Plainville, Il, Jan. 30, 2008
Fourteen years ago this week, on January 29th, 1994, the Don’t Ask Don’t Tell policy was enacted into effect, having been signed into law the previous year on Nov. 30th 1993. In a twisted logic, that only a politician could be proud of, the so-called Congressional compromise allowed gay Americans to serve in our armed forces provided that they never ever told anyone that they were gay nor engaged in homosexuality; marrying a same sex partner was also forbidden, even though that was not legally possible anywhere at the time. Violating the rules requires immediate discharge from the armed forces.
More than twelve thousand patriotic American volunteers have been discharged under the policy since that time. Additionally, some three thousand five hundred gay and lesbian American service members simply did not reenlist each year because they could not in good conscience continue to lie about who they were nor suffer the sacrifice of serving in silence.
One million living LGBT American veterans have had the honor of serving our nation from WWII to the present; and an estimated sixty five thousand are on active duty now, defending freedom.
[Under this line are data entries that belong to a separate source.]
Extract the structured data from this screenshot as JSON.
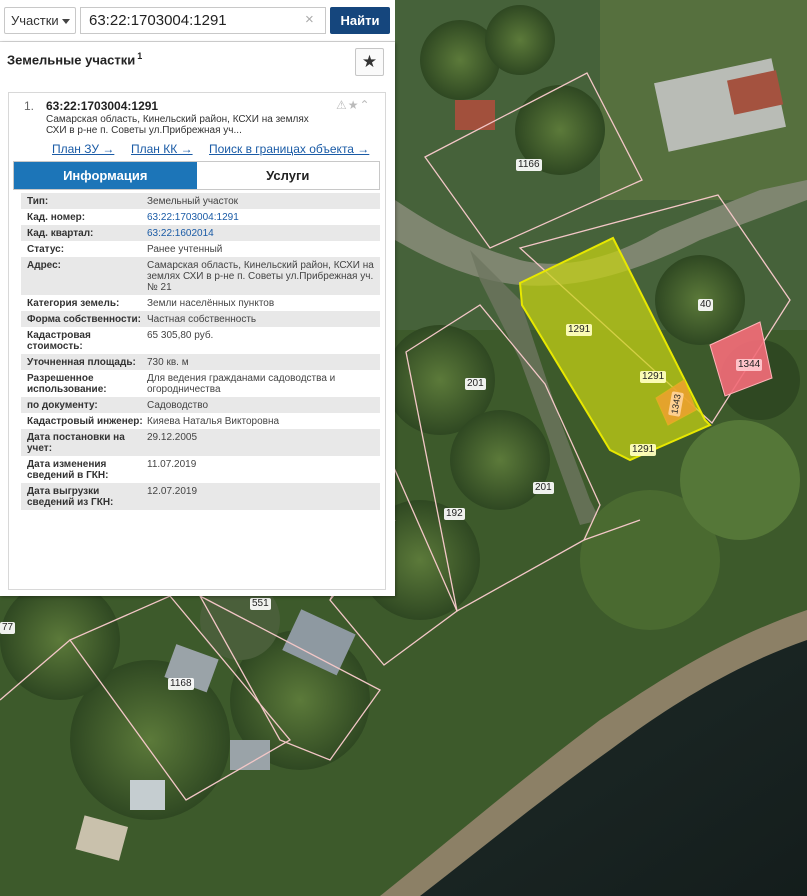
{
  "search": {
    "type_label": "Участки",
    "query": "63:22:1703004:1291",
    "clear_glyph": "×",
    "find_label": "Найти"
  },
  "panel": {
    "title": "Земельные участки",
    "count": "1",
    "favorite_glyph": "★"
  },
  "result": {
    "index": "1.",
    "title": "63:22:1703004:1291",
    "action_glyphs": "⚠★⌃",
    "address_line": "Самарская область, Кинельский район, КСХИ на землях СХИ в р-не п. Советы ул.Прибрежная уч...",
    "links": {
      "plan_zu": "План ЗУ →",
      "plan_kk": "План КК →",
      "search_bounds": "Поиск в границах объекта →"
    },
    "tabs": {
      "info": "Информация",
      "services": "Услуги"
    },
    "properties": [
      {
        "key": "Тип:",
        "value": "Земельный участок"
      },
      {
        "key": "Кад. номер:",
        "value": "63:22:1703004:1291"
      },
      {
        "key": "Кад. квартал:",
        "value": "63:22:1602014"
      },
      {
        "key": "Статус:",
        "value": "Ранее учтенный"
      },
      {
        "key": "Адрес:",
        "value": "Самарская область, Кинельский район, КСХИ на землях СХИ в р-не п. Советы ул.Прибрежная уч. № 21"
      },
      {
        "key": "Категория земель:",
        "value": "Земли населённых пунктов"
      },
      {
        "key": "Форма собственности:",
        "value": "Частная собственность"
      },
      {
        "key": "Кадастровая стоимость:",
        "value": "65 305,80 руб."
      },
      {
        "key": "Уточненная площадь:",
        "value": "730 кв. м"
      },
      {
        "key": "Разрешенное использование:",
        "value": "Для ведения гражданами садоводства и огородничества"
      },
      {
        "key": "по документу:",
        "value": "Садоводство"
      },
      {
        "key": "Кадастровый инженер:",
        "value": "Кияева Наталья Викторовна"
      },
      {
        "key": "Дата постановки на учет:",
        "value": "29.12.2005"
      },
      {
        "key": "Дата изменения сведений в ГКН:",
        "value": "11.07.2019"
      },
      {
        "key": "Дата выгрузки сведений из ГКН:",
        "value": "12.07.2019"
      }
    ]
  },
  "map": {
    "labels": [
      "1166",
      "1291",
      "1291",
      "1291",
      "40",
      "1344",
      "1343",
      "201",
      "201",
      "192",
      "551",
      "1168",
      "77"
    ],
    "colors": {
      "selected_fill": "#c8d414",
      "selected_stroke": "#e8e800",
      "neighbor_fill": "#f26d78",
      "small_fill": "#f0a030",
      "boundary": "#f3c7c7"
    }
  }
}
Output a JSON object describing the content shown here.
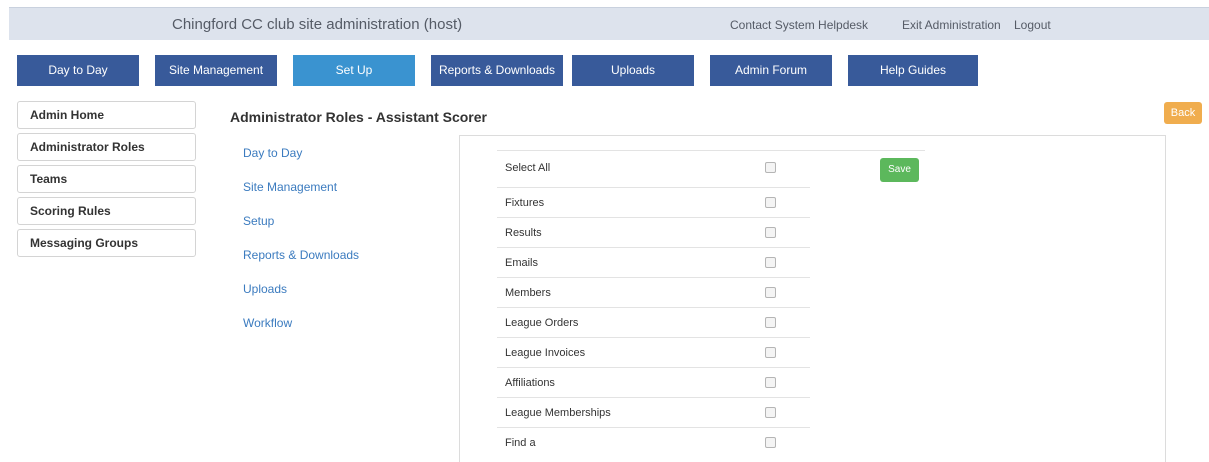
{
  "header": {
    "site_title": "Chingford CC club site administration (host)",
    "links": [
      "Contact System Helpdesk",
      "Exit Administration",
      "Logout"
    ]
  },
  "nav": [
    "Day to Day",
    "Site Management",
    "Set Up",
    "Reports & Downloads",
    "Uploads",
    "Admin Forum",
    "Help Guides"
  ],
  "nav_active": "Set Up",
  "sidebar": [
    "Admin Home",
    "Administrator Roles",
    "Teams",
    "Scoring Rules",
    "Messaging Groups"
  ],
  "page_title": "Administrator Roles - Assistant Scorer",
  "back_label": "Back",
  "sections": [
    "Day to Day",
    "Site Management",
    "Setup",
    "Reports & Downloads",
    "Uploads",
    "Workflow"
  ],
  "select_all_label": "Select All",
  "save_label": "Save",
  "permissions": [
    "Fixtures",
    "Results",
    "Emails",
    "Members",
    "League Orders",
    "League Invoices",
    "Affiliations",
    "League Memberships",
    "Find a"
  ],
  "colors": {
    "nav": "#385a9a",
    "nav_active": "#3a93d0",
    "link": "#3b7bbf",
    "save": "#5cb85c",
    "back": "#f0ad4e"
  }
}
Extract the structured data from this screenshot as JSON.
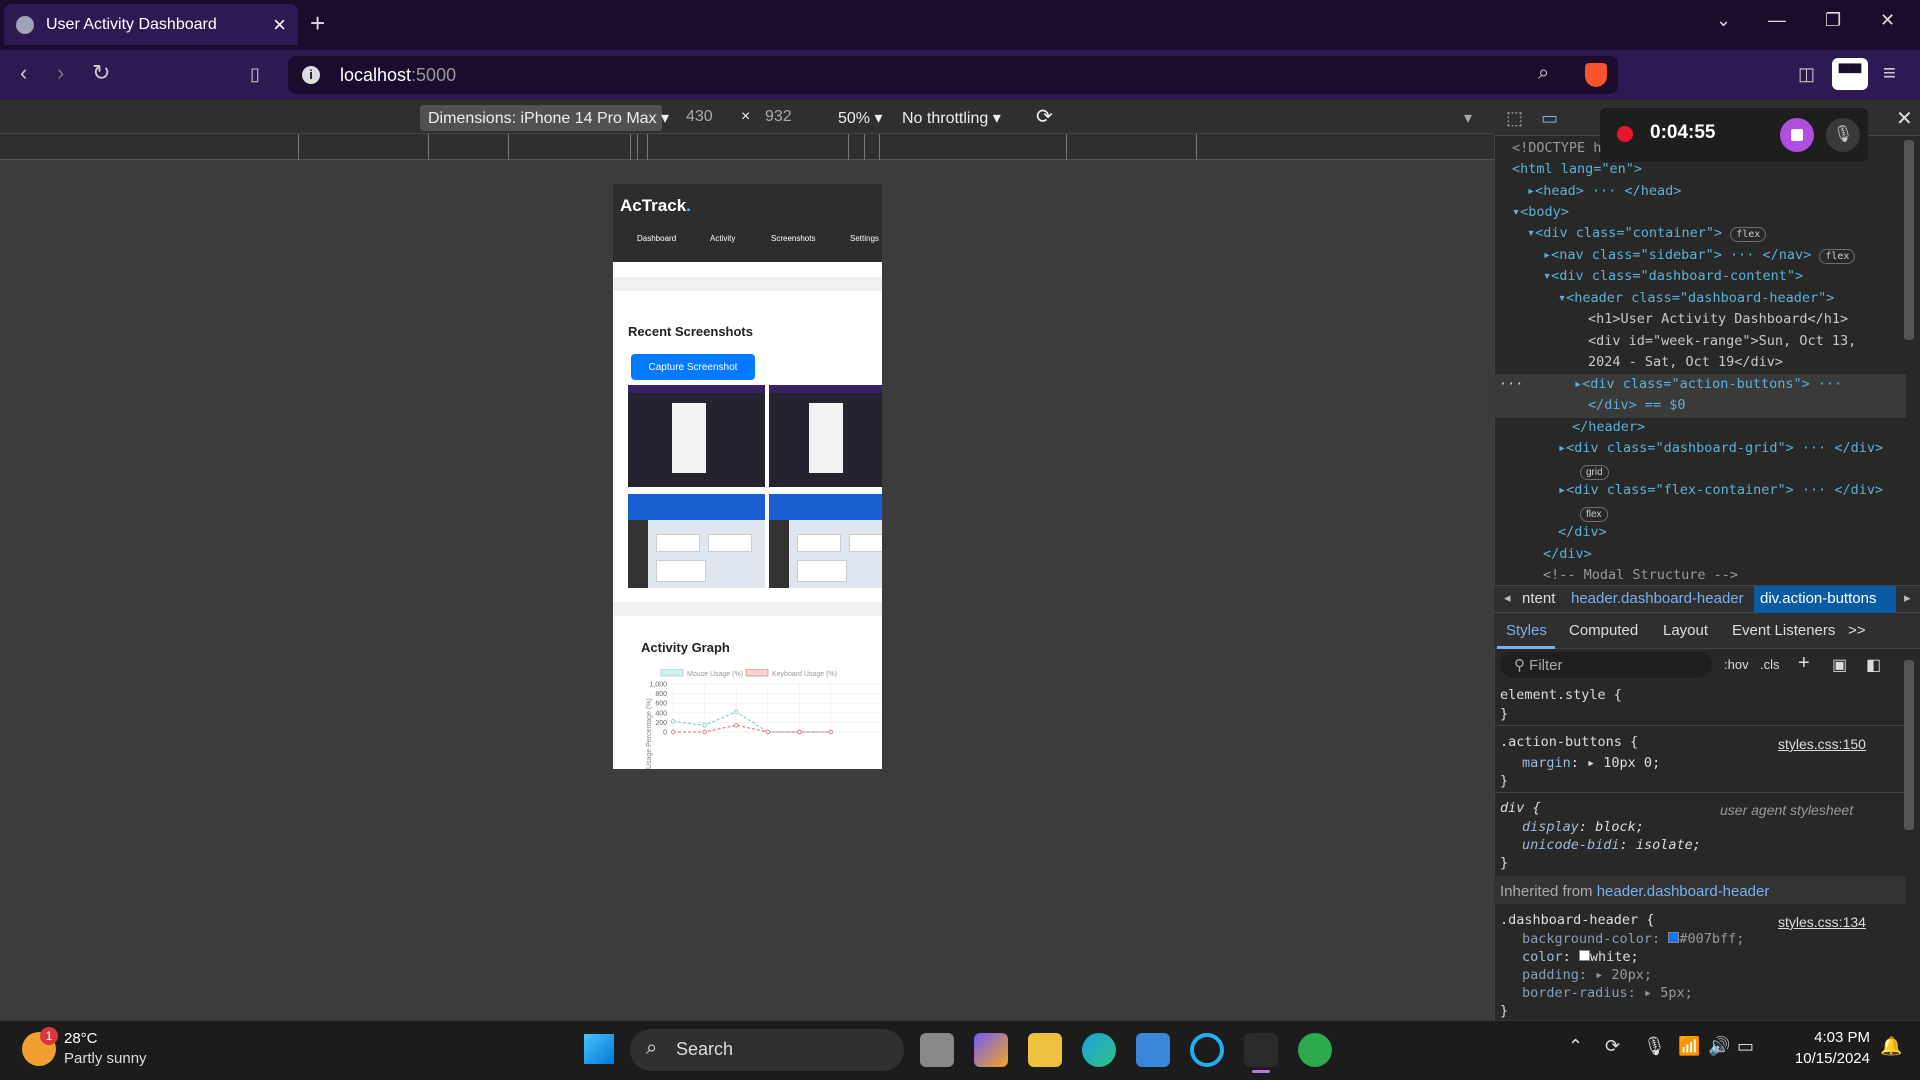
{
  "browser": {
    "tab_title": "User Activity Dashboard",
    "url_host": "localhost",
    "url_port": ":5000"
  },
  "device_toolbar": {
    "dimensions": "Dimensions: iPhone 14 Pro Max",
    "width": "430",
    "times": "×",
    "height": "932",
    "zoom": "50%",
    "throttling": "No throttling"
  },
  "app": {
    "brand": "AcTrack",
    "brand_dot": ".",
    "nav": [
      "Dashboard",
      "Activity",
      "Screenshots",
      "Settings"
    ],
    "recent_screenshots_title": "Recent Screenshots",
    "capture_button": "Capture Screenshot",
    "activity_graph_title": "Activity Graph"
  },
  "chart_data": {
    "type": "line",
    "title": "",
    "ylabel": "Usage Percentage (%)",
    "ylim": [
      0,
      1000
    ],
    "yticks": [
      "1,000",
      "800",
      "600",
      "400",
      "200",
      "0"
    ],
    "series": [
      {
        "name": "Mouse Usage (%)",
        "color": "#76c7c7",
        "values": [
          220,
          140,
          420,
          0,
          0,
          0
        ]
      },
      {
        "name": "Keyboard Usage (%)",
        "color": "#e06a6a",
        "values": [
          0,
          0,
          140,
          0,
          0,
          0
        ]
      }
    ]
  },
  "recording": {
    "time": "0:04:55"
  },
  "devtools": {
    "breadcrumbs": [
      "ntent",
      "header.dashboard-header",
      "div.action-buttons"
    ],
    "tabs": [
      "Styles",
      "Computed",
      "Layout",
      "Event Listeners",
      ">>"
    ],
    "filter_placeholder": "Filter",
    "hov": ":hov",
    "cls": ".cls",
    "elements_lines": [
      "<!DOCTYPE h",
      "<html lang=\"en\">",
      "<head> ··· </head>",
      "<body>",
      "<div class=\"container\">",
      "<nav class=\"sidebar\"> ··· </nav>",
      "<div class=\"dashboard-content\">",
      "<header class=\"dashboard-header\">",
      "<h1>User Activity Dashboard</h1>",
      "<div id=\"week-range\">Sun, Oct 13,",
      "2024 - Sat, Oct 19</div>",
      "<div class=\"action-buttons\"> ···",
      "</div> == $0",
      "</header>",
      "<div class=\"dashboard-grid\"> ··· </div>",
      "<div class=\"flex-container\"> ··· </div>",
      "</div>",
      "</div>",
      "<!-- Modal Structure -->"
    ],
    "badges": [
      "flex",
      "flex",
      "grid",
      "flex"
    ],
    "styles": {
      "element_style": "element.style {",
      "close": "}",
      "action_selector": ".action-buttons {",
      "action_source": "styles.css:150",
      "action_prop": "margin",
      "action_value": "10px 0;",
      "div_selector": "div {",
      "div_source": "user agent stylesheet",
      "div_display": "display",
      "div_display_val": "block;",
      "div_bidi": "unicode-bidi",
      "div_bidi_val": "isolate;",
      "inherited_label": "Inherited from",
      "inherited_link": "header.dashboard-header",
      "header_selector": ".dashboard-header {",
      "header_source": "styles.css:134",
      "bg_prop": "background-color",
      "bg_val": "#007bff;",
      "color_prop": "color",
      "color_val": "white;",
      "padding_prop": "padding",
      "padding_val": "20px;",
      "radius_prop": "border-radius",
      "radius_val": "5px;"
    }
  },
  "taskbar": {
    "weather_temp": "28°C",
    "weather_desc": "Partly sunny",
    "weather_badge": "1",
    "search": "Search",
    "time": "4:03 PM",
    "date": "10/15/2024"
  }
}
American Veterans For Equal Rights urges congressional representatives of good conscience to repeal the Don’t Ask Don’t Tell policy so that patriotic Americans may choose to volunteer to serve our nation in pride, without discrimination, regardless of whom or how they happen to love.
Chief Hospital Corpsman James Donovan
United States Navy, Retired
President, American Veterans For Equal Rights
AVER Public Affairs: 718 849-5665
(b) Regulations. – Not later than 90 days after the date of enactment of this Act (Nov. 30, 1993), the Secretary of Defense shall revise Department of Defense regulations, and issue such new regulations as may be necessary, to implement section 654 of title 10, United States Code, as added by subsection (a).
ref: according to 02 Mar 1994 article – Defense Policy On Gays Takes Effect, the Pentagon’s revised regulations (Dec 1993) were initially rejected by some members of Congress as they were not in full compliance with the new statute. The final regulation revision was not issued by the Pentagon to commanders in the field until 28 Feb 1994.